Technically, yes. It’s possible for someone to create a duplicate NFT on another blockchain using the same file. These are often referred to as “copycat NFTs”—tokens that mimic or replicate an original NFT, potentially misleading others or undermining the original’s authenticity.

However, EMOZ is designed to prevent confusion or disputes through multiple layers of verifiable precedence:

  1. One certificate per file, on a single blockchain (currently Polygon).

  2. File identity is secured via SHA-256 fingerprinting—even the smallest change in the file results in a completely different fingerprint.

  3. All blockchain transactions are timestamped with second-level precision, making it possible to verify the exact registration order.

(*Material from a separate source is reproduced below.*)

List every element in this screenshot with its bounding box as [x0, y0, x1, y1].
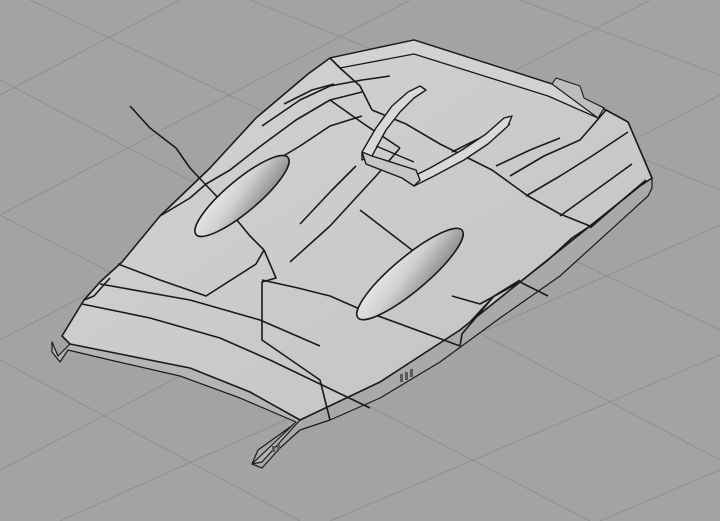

  4. Encrypted metadata includes the ownership declaration and identity hash, enabling the original certificate holder to prove authorship—even if a duplicate exists elsewhere.

What if two people register the same file on different blockchains at the same time?

This scenario is extremely unlikely. To quantify: the statistical probability that two people independently own the exact same file and register it on different blockchains in the same second is approximately

0.0000000000000771, or 1 in 25 trillion.

In practical terms, the first timestamped transaction establishes precedence, and the likelihood of a simultaneous registration by a different individual of the same document on a different blockchain is effectively zero.